Minister Yelich examines the cockpit of the Lockheed Martin CC-130J Hercules. Procurement of the CC-130J has resulted in several Western companies receiving in-service support contracts on this platform, including Cascade Aerospace, NGRAIN, and StandardAero.
Last fall, potential prime contractors and small- and medium-sized enterprises (SMEs) gathered at a conference in Saskatoon to be briefed by government representatives and to learn about one another’s services. Organized by WD and Enterprise Saskatchewan, the event was attended by 55 western Canadian companies and some of the prime and tier one contractors.
For their part, the prime contractors expressed satisfaction with the business-to-business meetings and welcomed the chance to make site visits after the event to the locations of some of the supplier companies, which familiarized them with the kind of support companies in the West could provide on major projects.
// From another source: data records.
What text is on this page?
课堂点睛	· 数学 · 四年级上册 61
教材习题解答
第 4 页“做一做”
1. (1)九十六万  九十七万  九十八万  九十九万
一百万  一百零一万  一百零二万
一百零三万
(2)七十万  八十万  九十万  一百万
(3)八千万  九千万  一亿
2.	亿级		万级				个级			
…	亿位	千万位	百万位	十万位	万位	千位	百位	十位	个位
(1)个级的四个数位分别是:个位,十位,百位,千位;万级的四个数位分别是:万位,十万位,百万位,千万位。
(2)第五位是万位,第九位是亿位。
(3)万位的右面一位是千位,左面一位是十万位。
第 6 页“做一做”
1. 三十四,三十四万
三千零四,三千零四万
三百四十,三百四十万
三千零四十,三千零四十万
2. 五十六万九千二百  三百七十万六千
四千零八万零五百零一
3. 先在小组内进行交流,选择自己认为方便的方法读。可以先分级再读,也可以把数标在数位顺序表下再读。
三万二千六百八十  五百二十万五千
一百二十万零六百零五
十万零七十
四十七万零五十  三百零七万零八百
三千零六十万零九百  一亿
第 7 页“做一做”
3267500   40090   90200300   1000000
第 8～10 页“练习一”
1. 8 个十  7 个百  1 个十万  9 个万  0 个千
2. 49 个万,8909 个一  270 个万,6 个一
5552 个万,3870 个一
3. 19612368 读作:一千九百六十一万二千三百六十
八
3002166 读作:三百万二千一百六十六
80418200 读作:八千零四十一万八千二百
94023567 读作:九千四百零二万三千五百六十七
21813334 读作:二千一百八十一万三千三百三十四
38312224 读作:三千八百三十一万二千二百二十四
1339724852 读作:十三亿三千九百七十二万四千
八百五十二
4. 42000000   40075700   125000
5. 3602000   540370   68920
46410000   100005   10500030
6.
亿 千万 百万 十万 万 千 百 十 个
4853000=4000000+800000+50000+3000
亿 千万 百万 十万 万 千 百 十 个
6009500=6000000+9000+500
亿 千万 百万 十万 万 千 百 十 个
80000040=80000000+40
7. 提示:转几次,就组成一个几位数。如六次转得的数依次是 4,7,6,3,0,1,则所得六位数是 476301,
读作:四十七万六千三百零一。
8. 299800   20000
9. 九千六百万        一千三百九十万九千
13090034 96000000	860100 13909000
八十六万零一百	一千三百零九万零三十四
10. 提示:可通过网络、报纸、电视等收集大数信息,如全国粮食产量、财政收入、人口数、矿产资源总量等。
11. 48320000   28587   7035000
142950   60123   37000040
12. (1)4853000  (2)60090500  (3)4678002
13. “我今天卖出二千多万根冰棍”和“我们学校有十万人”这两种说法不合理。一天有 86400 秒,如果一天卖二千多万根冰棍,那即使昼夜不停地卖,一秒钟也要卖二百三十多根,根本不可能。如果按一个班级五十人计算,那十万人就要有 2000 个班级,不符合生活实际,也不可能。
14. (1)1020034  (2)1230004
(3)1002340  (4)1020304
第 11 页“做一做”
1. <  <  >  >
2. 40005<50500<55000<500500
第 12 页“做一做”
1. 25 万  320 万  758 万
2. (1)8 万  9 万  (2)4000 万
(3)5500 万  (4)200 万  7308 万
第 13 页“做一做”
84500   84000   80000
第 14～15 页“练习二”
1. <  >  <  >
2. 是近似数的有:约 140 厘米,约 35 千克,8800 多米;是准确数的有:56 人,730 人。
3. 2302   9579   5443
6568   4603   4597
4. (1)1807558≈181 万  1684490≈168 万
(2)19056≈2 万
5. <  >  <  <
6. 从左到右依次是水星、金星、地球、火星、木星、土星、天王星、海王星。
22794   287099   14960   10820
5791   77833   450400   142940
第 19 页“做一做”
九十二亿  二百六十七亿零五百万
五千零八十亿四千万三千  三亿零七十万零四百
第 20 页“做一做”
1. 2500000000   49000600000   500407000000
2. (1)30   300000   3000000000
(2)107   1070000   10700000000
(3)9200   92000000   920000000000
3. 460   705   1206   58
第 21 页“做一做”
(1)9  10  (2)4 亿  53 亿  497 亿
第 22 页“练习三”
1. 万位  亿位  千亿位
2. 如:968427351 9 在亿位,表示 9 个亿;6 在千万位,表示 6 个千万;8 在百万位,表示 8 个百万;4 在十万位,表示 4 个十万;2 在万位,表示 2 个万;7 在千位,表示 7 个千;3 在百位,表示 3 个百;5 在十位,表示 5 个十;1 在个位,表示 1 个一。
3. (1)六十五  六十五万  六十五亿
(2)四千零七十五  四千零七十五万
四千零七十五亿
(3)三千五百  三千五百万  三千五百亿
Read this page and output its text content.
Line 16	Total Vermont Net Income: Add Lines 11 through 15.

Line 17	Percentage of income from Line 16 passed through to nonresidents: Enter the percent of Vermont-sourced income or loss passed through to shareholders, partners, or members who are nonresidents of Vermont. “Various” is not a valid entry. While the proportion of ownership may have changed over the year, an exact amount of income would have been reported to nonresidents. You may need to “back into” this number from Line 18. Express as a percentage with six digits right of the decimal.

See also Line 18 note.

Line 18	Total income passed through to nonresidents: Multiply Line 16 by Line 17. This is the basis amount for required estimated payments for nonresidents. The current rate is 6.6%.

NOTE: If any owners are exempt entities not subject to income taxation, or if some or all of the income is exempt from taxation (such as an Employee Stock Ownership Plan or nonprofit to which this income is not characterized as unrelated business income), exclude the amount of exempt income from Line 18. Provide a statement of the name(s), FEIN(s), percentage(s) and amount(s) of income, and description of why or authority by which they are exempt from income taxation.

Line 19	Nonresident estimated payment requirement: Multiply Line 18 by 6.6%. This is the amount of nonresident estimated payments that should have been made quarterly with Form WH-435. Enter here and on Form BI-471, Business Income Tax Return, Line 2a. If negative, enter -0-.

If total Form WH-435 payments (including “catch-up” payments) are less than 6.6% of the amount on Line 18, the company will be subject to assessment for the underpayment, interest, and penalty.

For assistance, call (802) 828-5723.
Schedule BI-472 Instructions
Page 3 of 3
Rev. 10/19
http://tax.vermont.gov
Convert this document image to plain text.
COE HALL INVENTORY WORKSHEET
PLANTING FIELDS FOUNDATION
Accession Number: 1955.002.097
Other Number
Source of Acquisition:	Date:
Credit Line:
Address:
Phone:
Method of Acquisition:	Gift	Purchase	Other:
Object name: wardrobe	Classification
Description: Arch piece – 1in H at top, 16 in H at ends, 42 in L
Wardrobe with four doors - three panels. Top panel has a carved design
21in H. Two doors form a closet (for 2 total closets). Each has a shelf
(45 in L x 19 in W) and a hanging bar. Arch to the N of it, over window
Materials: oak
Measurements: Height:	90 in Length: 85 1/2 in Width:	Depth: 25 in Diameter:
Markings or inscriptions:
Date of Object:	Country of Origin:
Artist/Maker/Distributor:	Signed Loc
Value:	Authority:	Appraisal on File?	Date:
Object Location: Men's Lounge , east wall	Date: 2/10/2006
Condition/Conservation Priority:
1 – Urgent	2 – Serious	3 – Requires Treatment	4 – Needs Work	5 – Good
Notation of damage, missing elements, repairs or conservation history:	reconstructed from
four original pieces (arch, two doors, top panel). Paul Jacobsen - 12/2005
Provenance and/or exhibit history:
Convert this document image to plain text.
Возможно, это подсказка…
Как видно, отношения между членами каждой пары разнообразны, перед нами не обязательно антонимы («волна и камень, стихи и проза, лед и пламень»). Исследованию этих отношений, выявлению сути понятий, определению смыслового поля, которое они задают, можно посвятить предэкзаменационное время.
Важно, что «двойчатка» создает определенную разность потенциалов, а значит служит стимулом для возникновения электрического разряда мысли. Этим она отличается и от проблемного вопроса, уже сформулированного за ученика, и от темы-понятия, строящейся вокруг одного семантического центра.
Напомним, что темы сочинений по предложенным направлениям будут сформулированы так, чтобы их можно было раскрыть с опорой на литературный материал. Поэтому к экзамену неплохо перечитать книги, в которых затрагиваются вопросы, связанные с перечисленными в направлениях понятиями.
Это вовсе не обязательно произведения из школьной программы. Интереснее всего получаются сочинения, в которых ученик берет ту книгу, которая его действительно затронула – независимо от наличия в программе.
Among the area companies that hosted site visits the day after the conference were SED Systems, a Saskatoon communications technology business that provides test systems and contract manufacturing services to prime contractors and equipment manufacturers; Dumur Industries, a metal fabricator based in White City; and DynaIndustrial Inc., which specializes in industrial hard chroming, custom machining, and hydraulic cylinder rebuilding and has locations in Regina and Saskatoon.
Many of the companies in attendance were particularly appreciative of the chance to learn more about the federal Industrial and Regional Benefits (IRB) policy. The IRB policy requires winning bidders of major defence contracts to make investments in the Canadian economy in the amount equal to the contract value. It was designed to maximize the domestic economic stimulus of the contracts while giving contractors flexibility in sourcing materials and services.
The event hosted presentations by eight prime and tier one contractors: The Boeing Company, BAE Systems plc, Dew Engineering & Development ULC, General Dynamics Land Systems-Canada, The Thales Group, SNC-Lavalin Group Inc., Force Protection, Inc. and Textron Marine & Land Systems.
The Saskatoon meeting followed other similar industry events in British Columbia and Alberta. At each event, western-based companies welcomed the opportunity to acquire first-hand information about the complex CCMRD process and the standards required to be a supplier.
Minister Yelich talks with a representative from ASCO Aerospace Canada Ltd. (ASCO), which is manufacturing the F-35 JSF bulkhead for Lockheed Martin.
The International Paris Air Show is one of the world’s largest tradeshows for aerospace equipment and technology. In June 2011, the West was well represented at the air show, thanks in part to the efforts of WD.
The International Paris Air Show is an excellent venue to promote Western Canada’s vibrant and growing aerospace sector," said Minister Yelich. "
Our Government is proud to support this sector, which continues to excel in research and development, technology and innovation on the world stage."
Minister Yelich traveled to Paris to meet with senior officials from several Prime Contractors that have CCMRD obligations that could be fulfilled in Western Canada. As well, Minister Yelich was the keynote speaker for the Government of Canada at the F-35 Networking Session, which was organized by the Government of Canada and the Aerospace Industries Association of Canada. The session was attended by senior representatives from Lockheed Martin. The event provided western Canadian companies and organizations with the opportunity to meet with key decision makers on the F-35 program.
An important element of WD’s economic diversification efforts is to promote and connect western Canadian industry to international aerospace and defence contractors with CCMRD obligations.
In all, organizers estimated that the 2011 Air Show drew more than 2,100 international exhibitors from 45 countries, displaying their products and services for 151,500 trade visitors and 204,000 public visitors.
The association and government representatives seek to ensure that the Original Equipment Manufacturers (OEMs), or the large companies that subcontract work on their orders, are knowledgeable of the capabilities in the aerospace sector in Western Canada.
The western Canadian aerospace and defence industry is a competitive, vibrant and growing sector that supports the employment of about 27,000 people, generates over $4.5 billion in annual revenues and contributes more than $2.5 billion to Canada’s Gross Domestic Product (GDP).